The Joint Working Party (JWP), an ad hoc committee of experts drawn from the ranks of IUPAC and IUPAP, was created in 2005 and charged with the notoriously difficult task of assessing the claims and assigning priority to the discovery of new elements with atomic numbers greater than 111. This is not a trivial endeavor since the detection and unequivocal identification of isotopes of the so-called superheavy elements, having transient lifetimes and often being generated one atom at a time, is quite challenging. In 2011, after careful consideration of all the available data, the JWP adjudicated the discovery of elements 114 (flerovium) and 116 (livermorium) to the teams of nuclear scientists working collaboratively at the Joint Institute for Nuclear Research (JINR) in Dubna, Russia, and the Lawrence Livermore National Laboratory in California, USA. The names of the newest members of the periodic club and their symbols (Fl and Lv, respectively) were officially approved by IUPAC in May of 2012, with the former paying tribute to the Flerov Laboratory of Nuclear Reactions at the JINR, named in turn after the prominent Russian physicist Georgiy N. Flerov (1913–1990).

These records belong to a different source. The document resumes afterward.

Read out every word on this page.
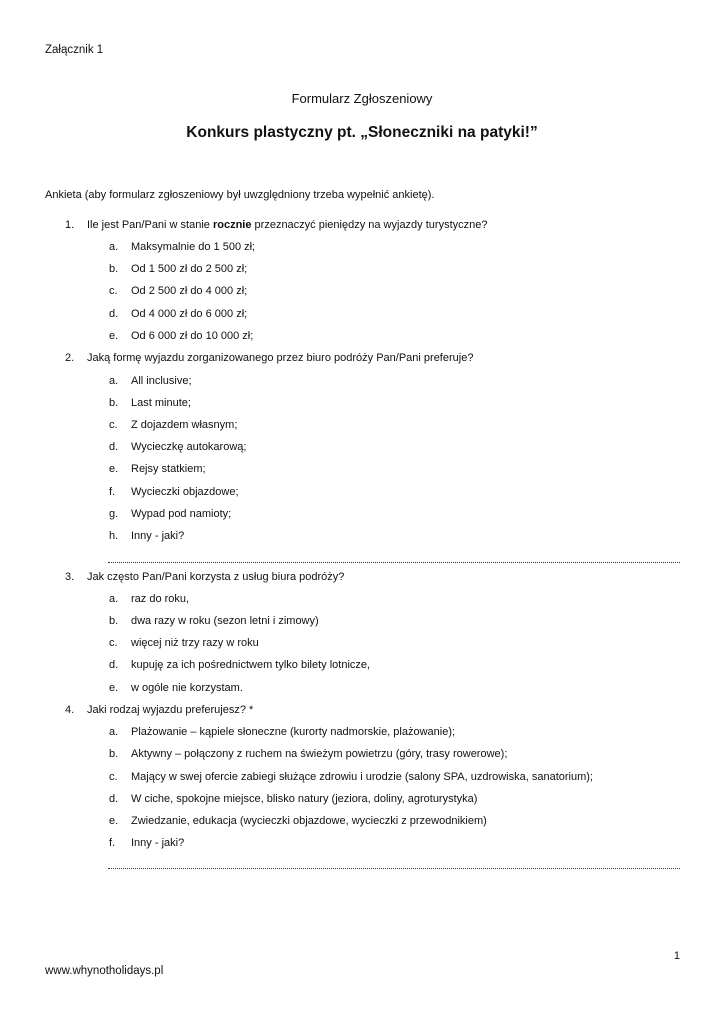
Załącznik 1
Formularz Zgłoszeniowy
Konkurs plastyczny pt. „Słoneczniki na patyki!”
Ankieta (aby formularz zgłoszeniowy był uwzględniony trzeba wypełnić ankietę).
1. Ile jest Pan/Pani w stanie rocznie przeznaczyć pieniędzy na wyjazdy turystyczne?
a. Maksymalnie do 1 500 zł;
b. Od 1 500 zł do 2 500 zł;
c. Od 2 500 zł do 4 000 zł;
d. Od 4 000 zł do 6 000 zł;
e. Od 6 000 zł do 10 000 zł;
2. Jaką formę wyjazdu zorganizowanego przez biuro podróży Pan/Pani preferuje?
a. All inclusive;
b. Last minute;
c. Z dojazdem własnym;
d. Wycieczkę autokarową;
e. Rejsy statkiem;
f. Wycieczki objazdowe;
g. Wypad pod namioty;
h. Inny - jaki?
3. Jak często Pan/Pani korzysta z usług biura podróży?
a. raz do roku,
b. dwa razy w roku (sezon letni i zimowy)
c. więcej niż trzy razy w roku
d. kupuję za ich pośrednictwem tylko bilety lotnicze,
e. w ogóle nie korzystam.
4. Jaki rodzaj wyjazdu preferujesz? *
a. Plażowanie – kąpiele słoneczne (kurorty nadmorskie, plażowanie);
b. Aktywny – połączony z ruchem na świeżym powietrzu (góry, trasy rowerowe);
c. Mający w swej ofercie zabiegi służące zdrowiu i urodzie (salony SPA, uzdrowiska, sanatorium);
d. W ciche, spokojne miejsce, blisko natury (jeziora, doliny, agroturystyka)
e. Zwiedzanie, edukacja (wycieczki objazdowe, wycieczki z przewodnikiem)
f. Inny - jaki?
1
www.whynotholidays.pl
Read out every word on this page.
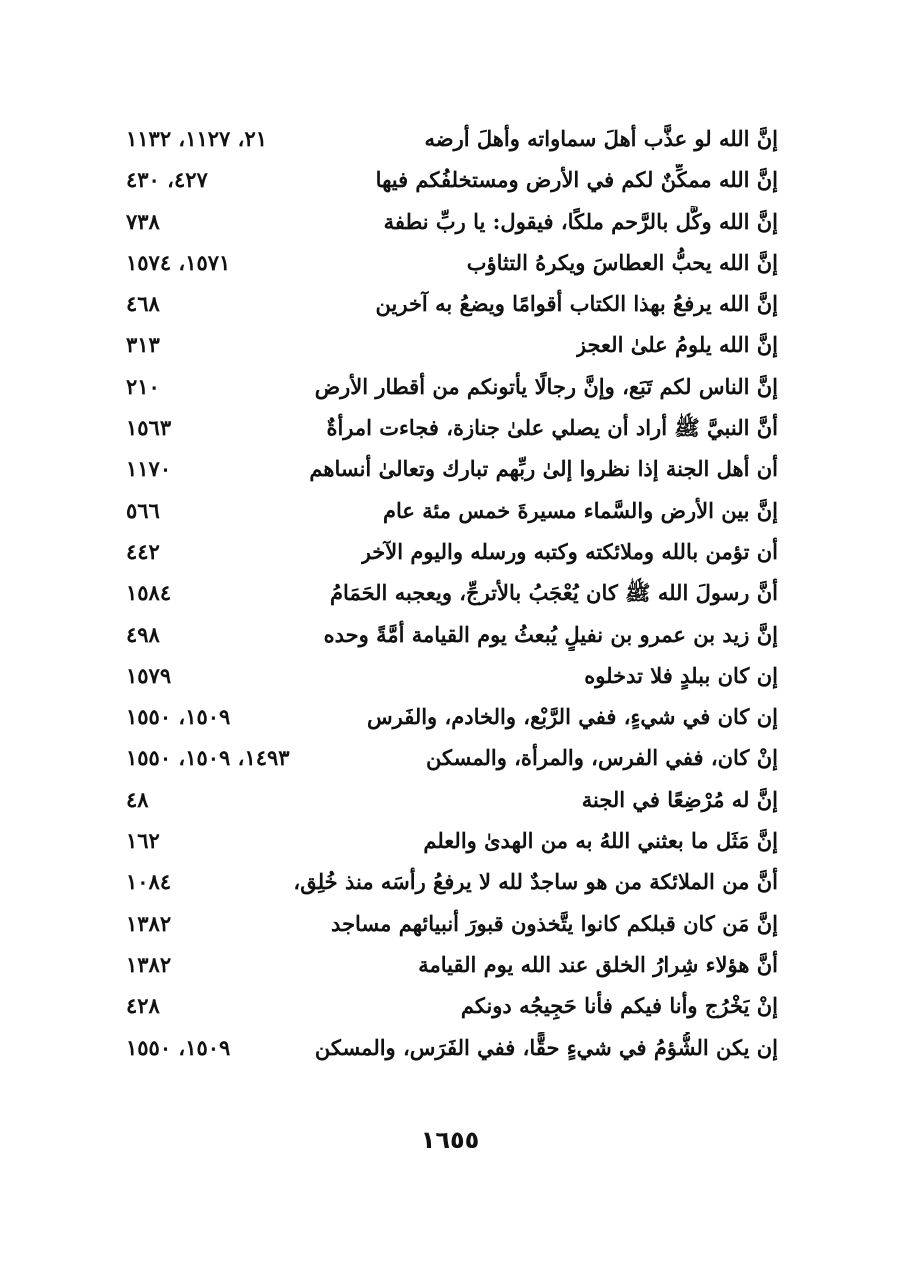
إنَّ الله لو عذَّب أهلَ سماواته وأهلَ أرضه
٢١، ١١٢٧، ١١٣٢
إنَّ الله ممكِّنٌ لكم في الأرض ومستخلفُكم فيها
٤٢٧، ٤٣٠
إنَّ الله وكَّل بالرَّحم ملكًا، فيقول: يا ربِّ نطفة
٧٣٨
إنَّ الله يحبُّ العطاسَ ويكرهُ التثاؤب
١٥٧١، ١٥٧٤
إنَّ الله يرفعُ بهذا الكتاب أقوامًا ويضعُ به آخرين
٤٦٨
إنَّ الله يلومُ علىٰ العجز
٣١٣
إنَّ الناس لكم تَبَع، وإنَّ رجالًا يأتونكم من أقطار الأرض
٢١٠
أنَّ النبيَّ ﷺ أراد أن يصلي علىٰ جنازة، فجاءت امرأةٌ
١٥٦٣
أن أهل الجنة إذا نظروا إلىٰ ربِّهم تبارك وتعالىٰ أنساهم
١١٧٠
إنَّ بين الأرض والسَّماء مسيرةَ خمس مئة عام
٥٦٦
أن تؤمن بالله وملائكته وكتبه ورسله واليوم الآخر
٤٤٢
أنَّ رسولَ الله ﷺ كان يُعْجَبُ بالأترجِّ، ويعجبه الحَمَامُ
١٥٨٤
إنَّ زيد بن عمرو بن نفيلٍ يُبعثُ يوم القيامة أمَّةً وحده
٤٩٨
إن كان ببلدٍ فلا تدخلوه
١٥٧٩
إن كان في شيءٍ، ففي الرَّبْع، والخادم، والفَرس
١٥٠٩، ١٥٥٠
إنْ كان، ففي الفرس، والمرأة، والمسكن
١٤٩٣، ١٥٠٩، ١٥٥٠
إنَّ له مُرْضِعًا في الجنة
٤٨
إنَّ مَثَل ما بعثني اللهُ به من الهدىٰ والعلم
١٦٢
أنَّ من الملائكة من هو ساجدٌ لله لا يرفعُ رأسَه منذ خُلِق،
١٠٨٤
إنَّ مَن كان قبلكم كانوا يتَّخذون قبورَ أنبيائهم مساجد
١٣٨٢
أنَّ هؤلاء شِرارُ الخلق عند الله يوم القيامة
١٣٨٢
إنْ يَخْرُج وأنا فيكم فأنا حَجِيجُه دونكم
٤٢٨
إن يكن الشُّؤمُ في شيءٍ حقًّا، ففي الفَرَس، والمسكن
١٥٠٩، ١٥٥٠
١٦٥٥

The stamp illustrated in this note, issued on 21 January 2013, commemorates the birth centennial of Flerov (whose birthday was actually on 2 March 1913) and is the first ever showing the name and symbol of element 114. Flerov was born in Rostov-on-Dov, a port city in Southwestern Russia, not far from the Sea of Azov. He studied nuclear physics at the Leningrad Polytechnic Institute, worked for a while in the laboratory of the legendary nuclear physicist Igor Kurchatov (the “father of the Soviet atomic bomb”) at the Russian Academy of Sciences and, together with Konstantin Petrzhak, discovered in 1940 the spontaneous fission of uranium. Following service in the Soviet Army during the Second World War and pioneering research in heavy-ion physics at the Institute of Atomic Energy in Moscow, he became the founding director of the Laboratory of Nuclear Reactions at the JINR, a position he held for more than 30 years (1957-1989). With due respect to the provisional systematic nomenclature devised by IUPAC for newly synthesized elements, flerovium is clearly an excellent choice for the element formerly known as ununquadium!